Versammlungsfreiheit und Infektionsschutz

Köln (ots) - Polizeipräsident und Stadtdirektor nehmen Stellung zu Versammlungen am kommenden Wochenende

Die Polizei Köln bereitet sich auf mehrere angemeldete Versammlungen sowie möglicherweise erneut unangemeldete Aktionen am kommenden Samstag (16. Mai) in der Innenstadt vor. Polizeidirektor Michael Tiemann plant einen Einsatz mit Unterstützung durch die Bereitschaftspolizei, um die Versammlungen zu schützen und nach den Erfahrungen mit der unangemeldeten Demonstration vom vergangenen Samstag für die Einhaltung des Infektionsschutzes zu sorgen.

Der Anmelder einer Kundgebung auf der Deutzer Werft mit 1000 Teilnehmern gegen die aktuellen Corona-Maßnahmen hat seine Anmeldung heute Vormittag zurückgezogen. Die Kundgebung auf dem Roncalliplatz mit bis zu 200 erwarteten Teilnehmern einer linken Gruppierung soll hingegen zwischen 14.30 Uhr und 17.30 Uhr stattfinden. Zudem ist für Samstag eine weitere Kundgebung mit Corona-Bezug auf dem Heumarkt angemeldet. Hier erwartet der Anmelder zwischen 14 und 16 Uhr 50 Teilnehmer.

Polizeipräsident Uwe Jacob äußerte sich heute (15. Mai) zu den Einsatzplanungen: "Wir müssen den Spagat zwischen der Versammlungsfreiheit auf der einen und dem Recht auf Leben und Gesundheit auf der anderen Seite hinbekommen.
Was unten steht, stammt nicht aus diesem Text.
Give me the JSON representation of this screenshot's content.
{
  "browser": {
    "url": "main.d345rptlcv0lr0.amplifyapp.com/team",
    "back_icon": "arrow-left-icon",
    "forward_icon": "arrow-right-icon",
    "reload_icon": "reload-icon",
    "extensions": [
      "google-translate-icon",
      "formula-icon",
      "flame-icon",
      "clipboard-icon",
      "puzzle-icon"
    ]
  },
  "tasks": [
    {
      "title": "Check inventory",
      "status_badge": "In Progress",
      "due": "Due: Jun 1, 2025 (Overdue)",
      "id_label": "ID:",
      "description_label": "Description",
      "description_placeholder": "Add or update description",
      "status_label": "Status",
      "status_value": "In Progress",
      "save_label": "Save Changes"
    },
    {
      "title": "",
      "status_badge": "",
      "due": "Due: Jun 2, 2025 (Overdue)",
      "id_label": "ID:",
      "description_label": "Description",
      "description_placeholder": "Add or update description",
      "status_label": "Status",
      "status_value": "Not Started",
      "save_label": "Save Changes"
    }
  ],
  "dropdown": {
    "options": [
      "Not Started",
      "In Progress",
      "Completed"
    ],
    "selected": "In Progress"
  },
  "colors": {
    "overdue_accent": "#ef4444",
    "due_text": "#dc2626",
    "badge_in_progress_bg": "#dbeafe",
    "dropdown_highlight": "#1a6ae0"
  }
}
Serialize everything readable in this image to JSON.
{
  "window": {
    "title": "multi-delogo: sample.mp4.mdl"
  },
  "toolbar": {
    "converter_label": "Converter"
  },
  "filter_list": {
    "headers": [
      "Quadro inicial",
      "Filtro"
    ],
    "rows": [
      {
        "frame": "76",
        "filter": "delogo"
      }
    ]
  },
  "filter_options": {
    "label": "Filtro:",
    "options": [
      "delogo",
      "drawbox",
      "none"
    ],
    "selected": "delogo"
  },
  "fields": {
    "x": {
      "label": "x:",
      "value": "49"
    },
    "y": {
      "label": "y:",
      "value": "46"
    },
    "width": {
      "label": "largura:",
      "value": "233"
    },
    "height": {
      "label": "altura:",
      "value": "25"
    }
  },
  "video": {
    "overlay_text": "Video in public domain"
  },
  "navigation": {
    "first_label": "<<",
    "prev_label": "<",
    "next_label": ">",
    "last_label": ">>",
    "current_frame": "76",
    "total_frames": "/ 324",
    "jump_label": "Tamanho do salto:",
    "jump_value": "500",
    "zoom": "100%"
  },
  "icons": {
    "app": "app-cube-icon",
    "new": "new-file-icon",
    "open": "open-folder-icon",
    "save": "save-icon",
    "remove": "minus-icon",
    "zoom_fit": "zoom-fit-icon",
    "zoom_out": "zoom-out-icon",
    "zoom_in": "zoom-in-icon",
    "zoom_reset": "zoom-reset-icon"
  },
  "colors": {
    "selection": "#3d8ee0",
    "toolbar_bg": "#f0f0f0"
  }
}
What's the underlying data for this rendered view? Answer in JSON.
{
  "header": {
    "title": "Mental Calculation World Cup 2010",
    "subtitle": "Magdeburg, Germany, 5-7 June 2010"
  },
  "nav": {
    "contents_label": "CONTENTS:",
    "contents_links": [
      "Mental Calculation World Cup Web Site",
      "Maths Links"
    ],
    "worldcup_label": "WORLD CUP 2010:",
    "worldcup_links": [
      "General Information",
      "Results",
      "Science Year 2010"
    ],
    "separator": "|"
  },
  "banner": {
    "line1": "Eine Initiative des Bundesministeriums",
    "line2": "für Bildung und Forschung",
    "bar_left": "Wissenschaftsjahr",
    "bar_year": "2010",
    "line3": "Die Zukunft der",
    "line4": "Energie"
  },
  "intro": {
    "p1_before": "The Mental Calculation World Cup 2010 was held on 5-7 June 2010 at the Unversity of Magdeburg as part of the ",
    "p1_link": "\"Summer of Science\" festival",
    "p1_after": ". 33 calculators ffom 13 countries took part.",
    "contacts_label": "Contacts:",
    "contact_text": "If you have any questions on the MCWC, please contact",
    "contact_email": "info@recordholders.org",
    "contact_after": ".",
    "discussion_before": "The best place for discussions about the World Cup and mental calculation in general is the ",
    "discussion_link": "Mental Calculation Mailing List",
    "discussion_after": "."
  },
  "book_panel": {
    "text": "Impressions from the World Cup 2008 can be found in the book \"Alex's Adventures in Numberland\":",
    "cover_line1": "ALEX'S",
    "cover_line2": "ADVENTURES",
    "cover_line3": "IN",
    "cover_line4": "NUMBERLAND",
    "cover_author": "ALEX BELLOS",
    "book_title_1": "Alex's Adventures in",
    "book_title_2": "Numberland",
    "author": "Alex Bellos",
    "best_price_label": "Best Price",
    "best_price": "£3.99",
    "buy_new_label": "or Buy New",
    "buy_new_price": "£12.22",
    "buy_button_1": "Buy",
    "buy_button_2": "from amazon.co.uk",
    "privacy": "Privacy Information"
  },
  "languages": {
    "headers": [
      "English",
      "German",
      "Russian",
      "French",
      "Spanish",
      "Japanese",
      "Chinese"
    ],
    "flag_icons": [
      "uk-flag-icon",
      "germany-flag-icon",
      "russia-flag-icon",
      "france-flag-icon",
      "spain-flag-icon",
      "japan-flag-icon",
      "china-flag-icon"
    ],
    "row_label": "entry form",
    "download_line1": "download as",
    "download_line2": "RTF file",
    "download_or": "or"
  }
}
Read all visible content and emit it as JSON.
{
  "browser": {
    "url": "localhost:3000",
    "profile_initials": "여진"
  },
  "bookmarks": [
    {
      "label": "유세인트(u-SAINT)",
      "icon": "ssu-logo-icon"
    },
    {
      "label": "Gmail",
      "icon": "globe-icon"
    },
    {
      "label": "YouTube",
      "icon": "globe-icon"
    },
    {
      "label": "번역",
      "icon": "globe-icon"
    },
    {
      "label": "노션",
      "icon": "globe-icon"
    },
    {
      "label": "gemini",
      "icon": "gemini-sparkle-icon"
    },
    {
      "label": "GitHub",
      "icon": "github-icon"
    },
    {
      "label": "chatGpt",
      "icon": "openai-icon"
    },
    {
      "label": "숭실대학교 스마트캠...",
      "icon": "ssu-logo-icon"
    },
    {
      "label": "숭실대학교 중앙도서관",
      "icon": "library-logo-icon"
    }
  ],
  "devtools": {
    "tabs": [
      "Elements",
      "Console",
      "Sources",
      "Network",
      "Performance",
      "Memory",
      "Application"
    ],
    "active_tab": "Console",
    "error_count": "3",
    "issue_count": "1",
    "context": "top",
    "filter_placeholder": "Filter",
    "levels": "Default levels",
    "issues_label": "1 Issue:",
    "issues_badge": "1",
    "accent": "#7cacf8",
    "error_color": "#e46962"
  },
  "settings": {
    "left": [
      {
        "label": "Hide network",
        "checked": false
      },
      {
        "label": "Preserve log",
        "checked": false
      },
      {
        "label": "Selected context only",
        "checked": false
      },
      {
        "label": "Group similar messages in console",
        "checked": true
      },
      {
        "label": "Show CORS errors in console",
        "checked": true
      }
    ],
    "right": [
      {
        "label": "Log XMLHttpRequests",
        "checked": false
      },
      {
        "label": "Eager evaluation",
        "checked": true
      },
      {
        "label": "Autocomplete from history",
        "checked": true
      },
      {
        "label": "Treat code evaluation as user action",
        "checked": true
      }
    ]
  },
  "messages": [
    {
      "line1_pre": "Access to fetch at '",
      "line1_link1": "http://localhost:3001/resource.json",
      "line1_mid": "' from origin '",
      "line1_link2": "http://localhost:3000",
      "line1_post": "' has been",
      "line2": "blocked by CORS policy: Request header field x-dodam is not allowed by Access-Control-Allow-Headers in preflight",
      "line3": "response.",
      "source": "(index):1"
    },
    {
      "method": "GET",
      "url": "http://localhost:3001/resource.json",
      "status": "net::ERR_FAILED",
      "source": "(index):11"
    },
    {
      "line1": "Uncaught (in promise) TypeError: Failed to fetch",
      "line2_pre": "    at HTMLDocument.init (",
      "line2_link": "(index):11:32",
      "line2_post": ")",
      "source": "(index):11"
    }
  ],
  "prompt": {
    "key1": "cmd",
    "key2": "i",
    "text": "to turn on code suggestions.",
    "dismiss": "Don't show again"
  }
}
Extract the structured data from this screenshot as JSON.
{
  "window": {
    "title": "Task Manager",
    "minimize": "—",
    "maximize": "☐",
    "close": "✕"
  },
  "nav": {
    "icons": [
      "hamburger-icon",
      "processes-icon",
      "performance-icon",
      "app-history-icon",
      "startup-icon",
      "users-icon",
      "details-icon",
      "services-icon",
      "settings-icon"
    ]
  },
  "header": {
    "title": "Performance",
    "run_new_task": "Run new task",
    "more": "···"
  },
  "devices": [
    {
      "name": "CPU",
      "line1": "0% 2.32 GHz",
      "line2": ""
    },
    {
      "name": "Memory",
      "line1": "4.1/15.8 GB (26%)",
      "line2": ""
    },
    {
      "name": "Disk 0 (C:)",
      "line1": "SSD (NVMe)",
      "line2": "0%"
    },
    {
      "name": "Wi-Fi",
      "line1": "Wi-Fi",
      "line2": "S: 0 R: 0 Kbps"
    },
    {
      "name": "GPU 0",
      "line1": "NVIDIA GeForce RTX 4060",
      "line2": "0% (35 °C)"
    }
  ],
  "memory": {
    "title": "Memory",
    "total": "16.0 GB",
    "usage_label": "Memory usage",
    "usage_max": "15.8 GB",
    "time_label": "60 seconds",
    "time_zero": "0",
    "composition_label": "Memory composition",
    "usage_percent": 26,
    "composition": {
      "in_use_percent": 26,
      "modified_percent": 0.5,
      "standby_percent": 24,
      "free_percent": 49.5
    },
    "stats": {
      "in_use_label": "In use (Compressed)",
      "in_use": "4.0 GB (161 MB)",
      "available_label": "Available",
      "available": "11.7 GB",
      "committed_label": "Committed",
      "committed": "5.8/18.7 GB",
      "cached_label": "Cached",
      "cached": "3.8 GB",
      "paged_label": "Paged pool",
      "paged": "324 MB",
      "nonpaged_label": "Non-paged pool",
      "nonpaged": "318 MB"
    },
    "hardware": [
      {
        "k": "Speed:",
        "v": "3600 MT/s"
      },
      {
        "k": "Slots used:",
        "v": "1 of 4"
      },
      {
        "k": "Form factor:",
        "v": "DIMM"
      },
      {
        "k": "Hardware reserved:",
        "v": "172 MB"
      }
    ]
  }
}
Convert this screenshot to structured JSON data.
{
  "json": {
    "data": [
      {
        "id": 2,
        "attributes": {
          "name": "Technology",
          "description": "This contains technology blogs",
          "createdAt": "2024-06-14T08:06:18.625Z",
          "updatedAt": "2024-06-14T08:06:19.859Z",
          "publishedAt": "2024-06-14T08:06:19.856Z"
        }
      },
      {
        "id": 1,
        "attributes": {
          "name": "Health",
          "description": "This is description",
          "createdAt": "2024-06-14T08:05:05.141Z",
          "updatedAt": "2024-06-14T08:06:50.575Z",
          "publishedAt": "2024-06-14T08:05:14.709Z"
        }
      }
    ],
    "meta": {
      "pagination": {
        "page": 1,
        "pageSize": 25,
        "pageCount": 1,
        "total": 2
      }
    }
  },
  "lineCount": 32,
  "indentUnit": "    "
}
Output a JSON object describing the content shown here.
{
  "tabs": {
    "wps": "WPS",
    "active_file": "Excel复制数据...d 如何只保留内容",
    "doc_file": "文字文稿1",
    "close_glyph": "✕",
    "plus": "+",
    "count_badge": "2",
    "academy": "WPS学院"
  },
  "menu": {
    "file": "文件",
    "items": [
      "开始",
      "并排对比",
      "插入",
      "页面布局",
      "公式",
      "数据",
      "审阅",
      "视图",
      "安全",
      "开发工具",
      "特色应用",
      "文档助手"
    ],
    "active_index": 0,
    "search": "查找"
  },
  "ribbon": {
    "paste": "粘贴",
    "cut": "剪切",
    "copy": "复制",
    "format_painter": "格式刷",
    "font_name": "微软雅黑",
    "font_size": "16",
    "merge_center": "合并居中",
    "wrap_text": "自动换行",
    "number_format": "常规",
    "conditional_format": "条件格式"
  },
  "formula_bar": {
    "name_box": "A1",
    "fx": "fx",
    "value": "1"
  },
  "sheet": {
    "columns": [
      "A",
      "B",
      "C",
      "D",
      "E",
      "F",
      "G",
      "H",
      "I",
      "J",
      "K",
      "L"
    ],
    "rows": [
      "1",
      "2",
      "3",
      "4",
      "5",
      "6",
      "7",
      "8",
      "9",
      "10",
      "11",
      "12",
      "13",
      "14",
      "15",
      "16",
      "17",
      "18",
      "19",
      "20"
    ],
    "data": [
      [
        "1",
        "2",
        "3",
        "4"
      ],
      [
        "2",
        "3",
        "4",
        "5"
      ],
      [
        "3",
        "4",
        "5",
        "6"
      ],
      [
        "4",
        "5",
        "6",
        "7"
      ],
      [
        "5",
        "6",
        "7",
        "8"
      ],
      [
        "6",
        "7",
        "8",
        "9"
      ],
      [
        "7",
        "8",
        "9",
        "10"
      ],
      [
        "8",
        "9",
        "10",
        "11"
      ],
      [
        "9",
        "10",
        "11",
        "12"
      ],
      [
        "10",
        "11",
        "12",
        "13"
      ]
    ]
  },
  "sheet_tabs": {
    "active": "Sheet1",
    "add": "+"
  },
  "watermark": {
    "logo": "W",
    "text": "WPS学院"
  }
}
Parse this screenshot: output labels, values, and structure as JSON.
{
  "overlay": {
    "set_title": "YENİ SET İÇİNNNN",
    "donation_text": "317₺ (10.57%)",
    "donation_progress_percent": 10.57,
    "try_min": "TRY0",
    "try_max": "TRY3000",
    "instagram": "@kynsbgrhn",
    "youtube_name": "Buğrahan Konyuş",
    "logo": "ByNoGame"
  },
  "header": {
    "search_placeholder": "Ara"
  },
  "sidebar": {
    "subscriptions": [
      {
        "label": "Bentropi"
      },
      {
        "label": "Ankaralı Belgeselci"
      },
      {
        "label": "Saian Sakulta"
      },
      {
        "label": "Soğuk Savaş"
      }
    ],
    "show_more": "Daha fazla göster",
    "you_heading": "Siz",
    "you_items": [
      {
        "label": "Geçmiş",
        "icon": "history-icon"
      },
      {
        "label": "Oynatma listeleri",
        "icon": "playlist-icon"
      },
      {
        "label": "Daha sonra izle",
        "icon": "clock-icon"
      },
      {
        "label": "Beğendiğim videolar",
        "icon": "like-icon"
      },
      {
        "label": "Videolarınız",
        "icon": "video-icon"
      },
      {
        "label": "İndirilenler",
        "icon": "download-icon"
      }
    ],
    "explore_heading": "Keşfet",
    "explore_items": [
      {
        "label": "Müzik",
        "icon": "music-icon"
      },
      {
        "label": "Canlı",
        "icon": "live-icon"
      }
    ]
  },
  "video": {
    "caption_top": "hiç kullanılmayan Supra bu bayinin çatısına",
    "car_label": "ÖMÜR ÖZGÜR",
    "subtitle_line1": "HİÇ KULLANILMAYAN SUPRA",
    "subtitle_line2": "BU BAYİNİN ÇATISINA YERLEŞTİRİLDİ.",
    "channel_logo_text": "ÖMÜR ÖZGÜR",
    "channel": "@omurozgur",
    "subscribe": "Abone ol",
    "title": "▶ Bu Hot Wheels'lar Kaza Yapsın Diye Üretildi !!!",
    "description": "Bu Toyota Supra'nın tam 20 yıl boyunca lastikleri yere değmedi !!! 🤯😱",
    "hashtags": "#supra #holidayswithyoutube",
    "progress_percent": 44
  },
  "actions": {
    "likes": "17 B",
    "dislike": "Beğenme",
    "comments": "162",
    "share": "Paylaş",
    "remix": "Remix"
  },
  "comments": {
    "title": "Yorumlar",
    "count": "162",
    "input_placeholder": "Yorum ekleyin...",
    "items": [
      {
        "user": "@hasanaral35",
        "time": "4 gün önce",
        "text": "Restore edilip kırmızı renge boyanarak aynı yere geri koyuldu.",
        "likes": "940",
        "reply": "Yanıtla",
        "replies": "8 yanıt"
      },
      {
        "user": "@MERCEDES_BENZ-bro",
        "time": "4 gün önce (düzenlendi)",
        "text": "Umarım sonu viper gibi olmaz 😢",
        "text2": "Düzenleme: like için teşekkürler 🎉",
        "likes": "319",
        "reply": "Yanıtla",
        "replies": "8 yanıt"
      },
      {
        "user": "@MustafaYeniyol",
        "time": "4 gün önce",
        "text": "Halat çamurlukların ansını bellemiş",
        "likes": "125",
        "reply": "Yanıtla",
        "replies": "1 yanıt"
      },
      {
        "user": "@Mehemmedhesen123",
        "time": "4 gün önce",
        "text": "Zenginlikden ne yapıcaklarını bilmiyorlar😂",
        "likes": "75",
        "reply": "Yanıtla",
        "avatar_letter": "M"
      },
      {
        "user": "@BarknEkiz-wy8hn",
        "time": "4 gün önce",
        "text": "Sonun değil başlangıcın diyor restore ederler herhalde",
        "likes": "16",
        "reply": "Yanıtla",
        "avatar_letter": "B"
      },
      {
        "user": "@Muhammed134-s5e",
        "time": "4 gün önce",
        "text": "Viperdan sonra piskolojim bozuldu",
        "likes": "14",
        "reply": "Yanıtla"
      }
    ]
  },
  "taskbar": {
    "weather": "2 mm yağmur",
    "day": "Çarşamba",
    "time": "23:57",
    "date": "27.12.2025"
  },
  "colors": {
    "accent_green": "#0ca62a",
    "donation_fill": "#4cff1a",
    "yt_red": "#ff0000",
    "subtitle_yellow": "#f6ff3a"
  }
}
Ich mache mich für Versammlungsfreiheit stark, fordere aber den Respekt der Teilnehmer gegenüber denen, die anderer Meinung sind und sich in der andauernden Pandemie schützen wollen." Im Rückblick auf die unangemeldete Versammlung vom vergangenen Samstag erläutert Jacob: Wer die Aufhebung aller Einschränkungen mit dem Recht auf die eigene persönliche Freiheit begründet, sollte auch die Meinung derer akzeptieren, die anders denken und die Freiheit beanspruchen, sich in dieser ungewissen Pandemie-Lage akribisch an die Empfehlungen der Virologen halten. Anhusten von Passanten durch Versammlungsteilnehmer, wie wir es am vergangenen Samstag erlebt haben, hat nichts mit Meinungsäußerung zu tun. Bei derartigen Aktionen werden wir konsequent einschreiten."

In den Kooperationsgesprächen mit den Anmeldern der Versammlungen geht es derzeit insbesondere um Aspekte des Infektionsschutzes. Die Polizei wird die Versammlungen unter anderem nur mit der Auflage bestätigen, dass das Abstandsgebot aus der Coronaschutzverordnung beachtet wird.

Stadtdirektor Dr. Stephan Keller fordert als Leiter des Krisenstabs der Stadt Köln alle Versammlungsteilnehmer auf, sich ihre gesellschaftlichen Verantwortung bewusst zu machen und die Abstandregeln bei Versammlungen zu beachten: "Wir haben in den vergangenen Wochen sehr tiefe Einschnitte im zwischenmenschlichen Miteinander hinnehmen müssen. Geschäfte, Betriebe, Gastronomie und die dort beschäftigten Menschen sind vielfach in ihrer Existenz bedroht. Die Stadt Köln setzt sich für diese Menschen ein, damit ihre Entbehrungen nicht umsonst waren. Wir sind entsetzt, dass Corona-Gegner in Zeiten vorsichtiger Lockerungen die positiven Entwicklungen gefährden und Menschen anhusten - sie damit gefährden und ihnen Angst machen. Das ist ein Schlag ins Gesicht aller, die unter den Einschränkungen sehr gelitten haben. Das nehmen wir nicht hin - schon gar nicht, wenn diese Menschen Grundrechte missbrauchen, die für eine Demokratie überlebenswichtig sind! Wenn Ideologie, Ignoranz und unsoziales Verhalten die Gesundheit und die wirtschaftliche Existenz von Menschen gefährden, werden wir nicht zögern, in unserem Zuständigkeitsbereich die erforderlichen Maßnahmen zu treffen, um Schaden abzuwenden."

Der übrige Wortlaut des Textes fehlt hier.